A bluing hand brushes your naked skin as you stand beneath the shower. A glimpse of something in the corner of your eye - is it only a reflection in the window pane, or something more tangible? A nightmare in which your bed swarms with black cats as you lie there half-sleeping. A teenage schoolgirl blocks the windows of her room with shreds of newspaper to shield her from the hollow-eyed apparitions that stare in from the darkness outside. In the heart of a deserted house sealed up in duct tape, an old woman gazes blindly into space, her face frozen by fear into an inscrutable mask. Skulking deep in the shadows of the attic crawlspace, caught in a limbo between light and darkness, something evil is stirring.
It's amazing to think that it has been five years since Hideo Nakata first brought Sadako to our screens with Ring, a film that swept from East to West across the box offices of Asia and Europe with all the power and potency of Genghis Khan, bringing a much needed gust of fresh air into the stale and hermetic arena of late 90s horror. The first stream of succinct supernatural chillers to follow in its wake already seemed to have run its course by the time Hollywood got round to the remake, with the tail end represented by the likes of St John's Wort and Isola unlikely to convince anyone of the uniform greatness of Japanese genre filmmaking, but with Gore Verbinsky's version newly unleashed across the globe and drawing attention back to the source of the original, the time is surely ripe for the next wave of Asian terror.
Accompanied by a poster campaign that is perhaps a little too reminiscent of Ring 2, Juon leaves us in no doubt that it's heading for the same sort of, and presumably same size of, audience as its model. And lets face it, it is most certainly in the right place at the right time for anyone looking for a worthy successor. The question is, does it have anything to make it stand out from the rest of the crowd of wannabes that followed that first film - the vitality of Versus, the audacity of Audition or the idiosyncrasy of Uzumaki, perhaps? Or are we instead left with the crassness of Kakashi or the inelegance of Inugami?
An alumnus of the Film School of Tokyo, studying beneath horror maestro Kiyoshi Kurosawa and Ring scriptwriter Hiroshi Takahashi (both credited as "Creative Consultants" on this film), before making his official feature debut in 2001 with Tomie: Rebirth, the third in the series based on Junji Ito's popular horror manga, director Takashi Shimizu first came to the attention of Japanese horror fans in a big way in 2000 with the two straight-to-video shockers Juon and Juon 2. It is these two original videos, much vaunted in some quarters, that form the basis of his second feature, which retains both the title and the premise whilst sticking firmly within the same ghoulish setting, yet discards the internal details.

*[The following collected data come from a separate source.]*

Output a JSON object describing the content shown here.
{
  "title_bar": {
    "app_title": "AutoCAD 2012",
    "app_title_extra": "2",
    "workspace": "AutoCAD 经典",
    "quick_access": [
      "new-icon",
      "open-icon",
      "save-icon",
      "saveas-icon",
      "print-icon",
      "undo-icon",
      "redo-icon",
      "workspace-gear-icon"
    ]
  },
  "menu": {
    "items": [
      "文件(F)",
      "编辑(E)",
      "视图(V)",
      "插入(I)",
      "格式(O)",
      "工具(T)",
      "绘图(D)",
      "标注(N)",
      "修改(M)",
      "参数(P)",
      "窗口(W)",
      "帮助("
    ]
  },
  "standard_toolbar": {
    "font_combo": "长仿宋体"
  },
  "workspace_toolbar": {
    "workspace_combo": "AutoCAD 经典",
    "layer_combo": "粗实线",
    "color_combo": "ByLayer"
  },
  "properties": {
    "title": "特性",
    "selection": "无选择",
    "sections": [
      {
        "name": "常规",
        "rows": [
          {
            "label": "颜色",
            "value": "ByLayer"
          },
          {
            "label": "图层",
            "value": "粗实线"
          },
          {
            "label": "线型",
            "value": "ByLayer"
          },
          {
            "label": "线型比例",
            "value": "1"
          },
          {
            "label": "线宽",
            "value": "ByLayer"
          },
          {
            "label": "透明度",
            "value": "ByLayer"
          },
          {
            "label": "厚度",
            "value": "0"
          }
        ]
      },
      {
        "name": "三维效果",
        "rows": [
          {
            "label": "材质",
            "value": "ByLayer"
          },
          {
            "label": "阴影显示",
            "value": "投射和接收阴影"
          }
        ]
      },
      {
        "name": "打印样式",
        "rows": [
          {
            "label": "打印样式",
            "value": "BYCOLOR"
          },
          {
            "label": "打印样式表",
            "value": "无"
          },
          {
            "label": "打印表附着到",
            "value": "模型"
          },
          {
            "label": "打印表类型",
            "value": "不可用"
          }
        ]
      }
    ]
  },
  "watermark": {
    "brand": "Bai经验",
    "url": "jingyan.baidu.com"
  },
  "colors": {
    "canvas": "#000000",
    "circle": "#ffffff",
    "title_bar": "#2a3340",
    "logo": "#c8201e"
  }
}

Adopting the same onryou, or vengeful ghost scenario that has run through the heart of the Japanese horror movie since day one, Juon goes one better than Sadako's abused child psychic and gives us not one, but a whole family of bluing, obsidian-eyed revenants from the Netherworld, the house's original victims, murdered by the head of the family. The most memorable of these is the pallid six year-old Toshio, who lurks continuously just beneath the eye-line of his victims, compulsively drumming his fingers whilst crouching mischievously as if conjured from the famous Fuselli painting that Freud had hung in his surgery.

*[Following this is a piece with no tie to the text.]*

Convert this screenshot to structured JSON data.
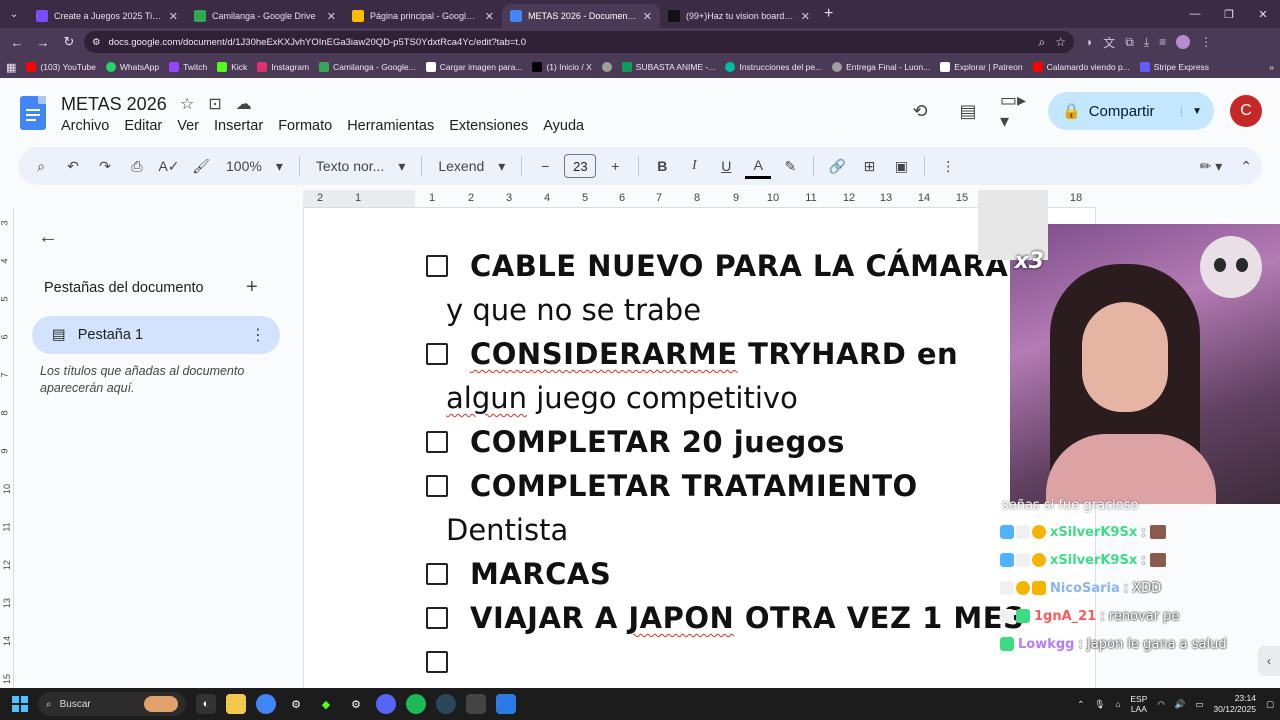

Playing like a supernatural version of Max Ophuls' La Ronde, its running length divided into a series of segments that culminate in the demise of each newly introduced character, the chain is initiated when, with the original family occupants already slaughtered, social worker Rika (played by Okina, whose previous credits include St Johns Wort, and Red Shadow) is sent to check up on the sole surviving household member, a bed-bound old lady, only to witness her devoured by a black, vapour-like smudge before her very eyes. From then on, all who come into contact with the previous victim are sure to die, as the sickening miasma spreads from its original source throughout the neighbouring environs.
The horror genre has never been overly reliant on plot logic - on the contrary, it often attracts the most criticism when it does try to touch base with reality - but using this approach means that Juon doesn't really have to try, settling into a series of short, chilling sequences that skirt around the centre of the mystery without offering much in the way of exposition or explanation. This isn't necessarily a criticism. If anything, refusing to let the viewer off the hook by means of a tidy resolution merely serves to enhance the creeping feeling of unease that seeps throughout the majority of the film. Juon may be a little raw looking at times, but for the most part, it's damn effective at what it does, evoking the same cloying claustrophobia and shuddering sense of unease that has reverberated through such exemplary offerings in the Old Dark House genre as Amityville and Fulci's House by the Cemetery. More credit to Shimizu, then, for managing to come up with something that looks like none of these.
If you're not the type of viewer to be bothered by characters so stupid that they react to their oncoming demise by pulling the duvet cover over their heads, and are happy to bathe yourself in Juon's macabre atmosphere without needing to worry about the whys and wherefores of the plot, then Shimizu presents us with a nightmare with the potential to run and run, and I have a sneaking suspicion that Toshio's skulking presence could reach just as far beyond its boundaries as Sadako's.